Our first view of Cochise creek

We cross a small running stream that does not come over the boot tops and get a glimpse into the hidden water sources and the true beauty of this area. There are Pine trees, Oaks, Yucca and other normal desert flora. The climb from one section to another is on a trail slashed with cutouts from runoff water and is not tooo challenging but definitely interesting. As we climb higher into the wilderness, you can see hints of where old Apache camps might have been and ideal lookout and guard positions.

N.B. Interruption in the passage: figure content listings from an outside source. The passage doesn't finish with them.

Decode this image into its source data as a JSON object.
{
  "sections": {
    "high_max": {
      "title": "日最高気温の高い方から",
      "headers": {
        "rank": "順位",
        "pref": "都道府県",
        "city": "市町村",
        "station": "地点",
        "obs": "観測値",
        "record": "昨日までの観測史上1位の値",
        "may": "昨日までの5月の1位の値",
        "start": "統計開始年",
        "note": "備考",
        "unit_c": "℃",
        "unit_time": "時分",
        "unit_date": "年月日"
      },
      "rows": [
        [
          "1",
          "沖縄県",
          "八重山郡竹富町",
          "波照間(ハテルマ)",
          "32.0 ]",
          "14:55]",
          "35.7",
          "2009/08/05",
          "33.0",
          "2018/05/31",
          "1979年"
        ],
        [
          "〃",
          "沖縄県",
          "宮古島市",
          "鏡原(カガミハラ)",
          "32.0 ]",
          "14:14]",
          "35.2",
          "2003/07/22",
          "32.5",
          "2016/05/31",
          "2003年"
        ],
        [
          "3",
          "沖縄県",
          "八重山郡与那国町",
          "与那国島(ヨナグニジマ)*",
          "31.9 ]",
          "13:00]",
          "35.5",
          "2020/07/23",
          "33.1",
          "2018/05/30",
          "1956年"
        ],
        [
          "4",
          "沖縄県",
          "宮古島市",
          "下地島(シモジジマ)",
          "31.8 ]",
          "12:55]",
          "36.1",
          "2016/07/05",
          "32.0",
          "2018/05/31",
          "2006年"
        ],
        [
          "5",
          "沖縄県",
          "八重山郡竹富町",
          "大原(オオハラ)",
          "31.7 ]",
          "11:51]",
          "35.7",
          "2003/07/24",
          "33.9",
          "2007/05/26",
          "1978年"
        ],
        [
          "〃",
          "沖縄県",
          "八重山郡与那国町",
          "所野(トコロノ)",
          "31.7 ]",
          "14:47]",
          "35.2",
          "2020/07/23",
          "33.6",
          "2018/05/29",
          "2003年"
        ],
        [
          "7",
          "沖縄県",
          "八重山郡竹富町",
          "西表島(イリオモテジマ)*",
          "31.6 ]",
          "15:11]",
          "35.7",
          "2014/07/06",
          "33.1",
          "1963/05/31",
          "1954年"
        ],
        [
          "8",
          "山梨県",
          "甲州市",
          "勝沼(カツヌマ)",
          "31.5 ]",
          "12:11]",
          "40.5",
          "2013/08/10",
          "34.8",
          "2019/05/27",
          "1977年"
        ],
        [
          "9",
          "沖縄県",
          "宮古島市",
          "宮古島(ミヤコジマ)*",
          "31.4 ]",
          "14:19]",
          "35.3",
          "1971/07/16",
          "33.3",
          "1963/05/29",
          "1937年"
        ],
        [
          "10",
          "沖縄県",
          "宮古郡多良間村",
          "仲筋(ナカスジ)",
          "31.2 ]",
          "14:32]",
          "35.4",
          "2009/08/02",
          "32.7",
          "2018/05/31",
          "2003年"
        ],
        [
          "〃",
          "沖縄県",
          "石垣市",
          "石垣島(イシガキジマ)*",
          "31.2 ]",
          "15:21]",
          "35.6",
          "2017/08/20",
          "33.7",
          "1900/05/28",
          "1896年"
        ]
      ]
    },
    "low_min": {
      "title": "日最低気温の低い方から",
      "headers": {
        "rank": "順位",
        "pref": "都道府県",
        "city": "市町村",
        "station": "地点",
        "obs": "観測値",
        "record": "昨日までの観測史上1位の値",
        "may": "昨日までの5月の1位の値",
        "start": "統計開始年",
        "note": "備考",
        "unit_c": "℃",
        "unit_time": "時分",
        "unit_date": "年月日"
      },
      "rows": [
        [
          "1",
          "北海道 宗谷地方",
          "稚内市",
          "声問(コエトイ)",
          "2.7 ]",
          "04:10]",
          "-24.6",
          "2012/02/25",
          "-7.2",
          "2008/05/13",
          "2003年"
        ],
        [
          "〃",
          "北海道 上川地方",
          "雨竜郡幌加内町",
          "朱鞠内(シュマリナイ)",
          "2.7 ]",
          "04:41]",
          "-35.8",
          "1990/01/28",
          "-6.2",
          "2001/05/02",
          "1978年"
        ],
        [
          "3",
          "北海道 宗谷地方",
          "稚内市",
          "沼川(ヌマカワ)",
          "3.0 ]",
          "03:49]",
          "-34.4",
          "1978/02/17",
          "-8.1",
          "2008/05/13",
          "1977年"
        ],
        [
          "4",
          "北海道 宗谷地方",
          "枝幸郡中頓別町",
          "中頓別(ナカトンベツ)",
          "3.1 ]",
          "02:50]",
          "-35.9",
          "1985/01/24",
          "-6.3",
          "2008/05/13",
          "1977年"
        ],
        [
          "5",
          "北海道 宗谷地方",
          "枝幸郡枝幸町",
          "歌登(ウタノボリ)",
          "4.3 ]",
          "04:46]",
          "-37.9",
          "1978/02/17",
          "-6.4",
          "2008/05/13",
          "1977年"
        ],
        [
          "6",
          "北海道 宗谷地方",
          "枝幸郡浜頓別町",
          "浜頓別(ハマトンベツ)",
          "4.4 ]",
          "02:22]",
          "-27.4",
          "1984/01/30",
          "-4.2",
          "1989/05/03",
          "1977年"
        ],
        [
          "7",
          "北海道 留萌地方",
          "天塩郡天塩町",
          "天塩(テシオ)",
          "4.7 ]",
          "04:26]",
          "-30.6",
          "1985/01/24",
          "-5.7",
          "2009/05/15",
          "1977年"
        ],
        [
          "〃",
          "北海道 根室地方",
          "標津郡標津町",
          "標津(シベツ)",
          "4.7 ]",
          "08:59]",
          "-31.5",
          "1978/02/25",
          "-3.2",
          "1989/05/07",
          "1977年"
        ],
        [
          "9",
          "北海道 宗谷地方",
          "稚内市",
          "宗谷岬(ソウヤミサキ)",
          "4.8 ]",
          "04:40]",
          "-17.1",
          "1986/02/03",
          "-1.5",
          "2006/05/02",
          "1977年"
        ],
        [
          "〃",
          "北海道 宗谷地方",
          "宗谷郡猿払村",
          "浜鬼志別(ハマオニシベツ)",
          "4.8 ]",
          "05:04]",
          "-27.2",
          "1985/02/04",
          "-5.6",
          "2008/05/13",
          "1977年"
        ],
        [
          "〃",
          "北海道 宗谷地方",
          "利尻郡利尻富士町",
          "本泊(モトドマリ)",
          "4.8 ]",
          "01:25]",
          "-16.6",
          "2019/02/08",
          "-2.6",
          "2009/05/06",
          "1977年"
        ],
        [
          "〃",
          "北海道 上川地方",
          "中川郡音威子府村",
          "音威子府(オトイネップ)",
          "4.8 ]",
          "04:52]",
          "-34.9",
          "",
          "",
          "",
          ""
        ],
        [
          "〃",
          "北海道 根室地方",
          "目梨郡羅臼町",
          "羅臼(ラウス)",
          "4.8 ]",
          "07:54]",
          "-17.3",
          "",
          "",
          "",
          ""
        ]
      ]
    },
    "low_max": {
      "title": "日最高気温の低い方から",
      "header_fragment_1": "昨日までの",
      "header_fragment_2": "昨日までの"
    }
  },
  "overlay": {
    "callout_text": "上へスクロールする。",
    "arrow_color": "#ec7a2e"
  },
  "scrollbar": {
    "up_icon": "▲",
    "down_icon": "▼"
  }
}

E passes between two guardian rocks

We followed the increasing volume watercourse through the canyons and scrambled over boulders, eventually coming to a truly pastoral scene of a running spring coming out of the ground under old oak trees in a cut in the rocks. The spring is prolific and running hard enough to generate a very strong stream. Here, in this ancient place of life, we sat upon the granite boulders and ate our lunch in the shade of a massive oak tree and contemplated the wonders of this wonderful citadel. The military guy in me wonders at the fortitude of the old Dragoons who had to try to conquer the peoples who lived here (never accomplished) and at the ease of life that must have been enjoyed in these prolific life giving mountains for generations of Apache and their forebears.

After lunch and some quiet we turned around and hiked back to the campground. the hike down always seems to go faster than the one in, of course, and soon we were back at Karl. Just our short hike into this fabulous wilderness was enough/not enough leaving us wanting more. We returned to the base camp knowing that we had only touched a small part of the gift that lies waiting for the intrepid in the Dragoon mountains and the land of the Chiricahua.

The total we hiked was 2.2 miles with a total elevation change of 405 feet, starting at 4,626 ft and climbing to 4,975 ft.

BTW… The story is that Cochise is buried in a deep ravine in the Dragoons. The burial being witnessed by family and one white friend. He was tumbled into the crevasse along with his horse and weapons and then rocks were tumbled in after him. Those who knew where are long dead, maybe a memory is left amongst descendants and maybe not. But one thing is for sure, DO NOT go looking for his remains as there is no upside to finding them.

Util next time, Go explore today.

BFD

Jeff

BFD, a blog about our travels and other life experiences. I'm not selling anything other than the desire to get outside and experience life.